By Daniel Hunter

There is a 93 per cent probability that London is in the grip of a house price ‘bubble’, which compares to 77 per cent for the UK as a whole, according to research from Warwick Business School.

Professor James Mitchell has undertaken a regional assessment of the housing market in the UK and has found that there is a clear risk that most regions are experiencing house price bubbles. Only Northern Ireland, Scotland and, to a lesser degree, the East of England are most likely not part of this (with probability estimates equal or below 0.5 or 50 per cent).

Using house price and earnings data from the Halifax, although conclusions are similar using alternative data, Professor Mitchell has calculated the probability that house prices in each region are higher than historically affordable values.

Unsurprisingly London stands out with a 93 per cent probability but right behind the capital is Wales with an 83 per cent probability and the North West at 80 per cent.

The South West and North East share a 77 per cent probability; while the West Midlands has a 72 per cent probability despite, in the face of the strengthening economic recovery, seeing a cumulative 3.5 per cent drop in its employment rate during 2013.

The South East, meanwhile, has a 65 per cent probability, similar to Yorkshire (67 per cent) and East Midlands (66 per cent).

Professor Mitchell, who is head of Warwick Business School’s Economic Modelling and Forecasting Group, said: “The results raise the risk, although not the certainty, that house prices will fall, although predicting the timing and manner of any fall is even harder than identifying the presence of a bubble. But a bubble it appears to be and we should all - householders, business people and policymakers alike - be alert to this risk.

“Rising house prices are proving helpful in leading the UK out of its longest recession in living memory. But with house prices at such historically unaffordable levels there is a risk that when interest rates start to return to more normal levels, which they will if not next year then the year after, that the finances of both households and banks are stretched to breaking point. This raises the spectre of falling house prices, negative equity, bad assets on banks’ balance sheets and a return to the so-called Great Recession we have been so slowly emerging from.”

While the results of the research show that London is the ‘frothiest’ region in the UK, the presence of house price bubbles across regions suggests national determinants. And Professor Mitchell is not alone in singling out as the key culprits both the 'Funding for Lending' and 'Help to Buy' schemes and low interest rates rather than - which would be preferable but is not happening - rising real wages which would support higher house prices.

“While we welcome the recent scrapping of the 'Funding for Lending' scheme for mortgage lending, the Government and the Bank of England, ideally in tandem, may still want to take additional action now to avoid faster and higher interest rate rises in the future,” said Professor Mitchell.

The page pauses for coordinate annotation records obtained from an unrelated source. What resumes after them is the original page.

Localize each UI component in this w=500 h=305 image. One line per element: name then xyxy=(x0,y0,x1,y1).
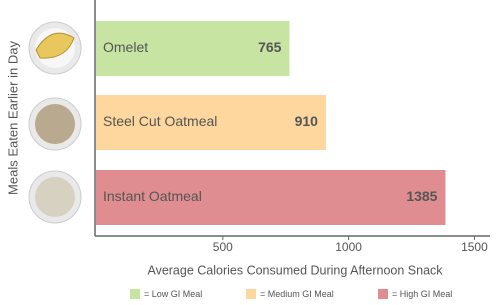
y-axis-label: Meals Eaten Earlier in Day xyxy=(5,41,20,195)
legend-swatch xyxy=(246,289,256,299)
bar xyxy=(96,170,446,225)
bar xyxy=(96,95,326,150)
x-tick-label: 1000 xyxy=(335,240,362,254)
legend-label: = Medium GI Meal xyxy=(260,289,334,299)
bar-value-label: 765 xyxy=(258,39,282,55)
bar xyxy=(96,21,290,76)
x-axis-label: Average Calories Consumed During Afterno… xyxy=(147,263,443,277)
legend-label: = High GI Meal xyxy=(392,289,452,299)
legend-label: = Low GI Meal xyxy=(144,289,202,299)
bar-value-label: 1385 xyxy=(406,188,437,204)
bar-category-label: Steel Cut Oatmeal xyxy=(103,113,217,129)
legend-swatch xyxy=(378,289,388,299)
x-tick-label: 500 xyxy=(213,240,233,254)
legend-swatch xyxy=(130,289,140,299)
bar-category-label: Omelet xyxy=(103,39,148,55)
bar-value-label: 910 xyxy=(295,113,319,129)
x-tick-label: 1500 xyxy=(461,240,488,254)
bar-category-label: Instant Oatmeal xyxy=(103,188,202,204)
plate-icons xyxy=(28,21,82,224)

“An unfortunate consequence would be if it becomes tougher to get a mortgage in Northern Ireland, say, because of a London-led housing bubble. There are clear implications for financial stability given the amount of mortgage debt on banks’ balance sheets if house prices drop quickly and households and banks fall into negative equity.

“We all welcome the strengthening UK economic recovery. But not all recoveries are equal. The structure of the current UK recovery raises concerns about its long run sustainability. Ideally we would like an investment and export led recovery — with a pick-up in productivity - but there’s a risk that what we have, similarly to before the global financial crisis, is an emerging consumption-led recovery, on the back of inflating house price bubbles.

“Higher house prices do stimulate consumption by increasing households’ perceived wealth and by relaxing borrowing constraints. So it is possible that rising house prices, by increasing economic confidence, lead to a more balanced recovery with more business investment, but it’s a gamble using borrowed money.”

The Office for Budget Responsibility, in its latest forecast published for the 2013 Autumn Statement, forecast 2.4 per cent growth in 2014 but with household consumption growth driving this and running ahead of household income growth.

Professor Mitchell added: “The Government’s 'Help to Buy' scheme is generally considered to be adding fuel to the surge in house prices. But when credit conditions normalise and interest rates start to rise again, which is inevitable even under ‘forward guidance’, the risks are that consumers stop running down their savings, cut back on what they spend and the UK recovery stalls once again.

“Households are particularly vulnerable to interest rate movements in the UK; even quite modest increases in the interest rate would put significant numbers of householders into quite serious debt problems.”

Click here to download graph of regional breakdown of probability that house prices were over-vauled in 2013Q3.

Earlier, Governor of the Bank of England, Mark Carney said he was concerned by a potential bubble.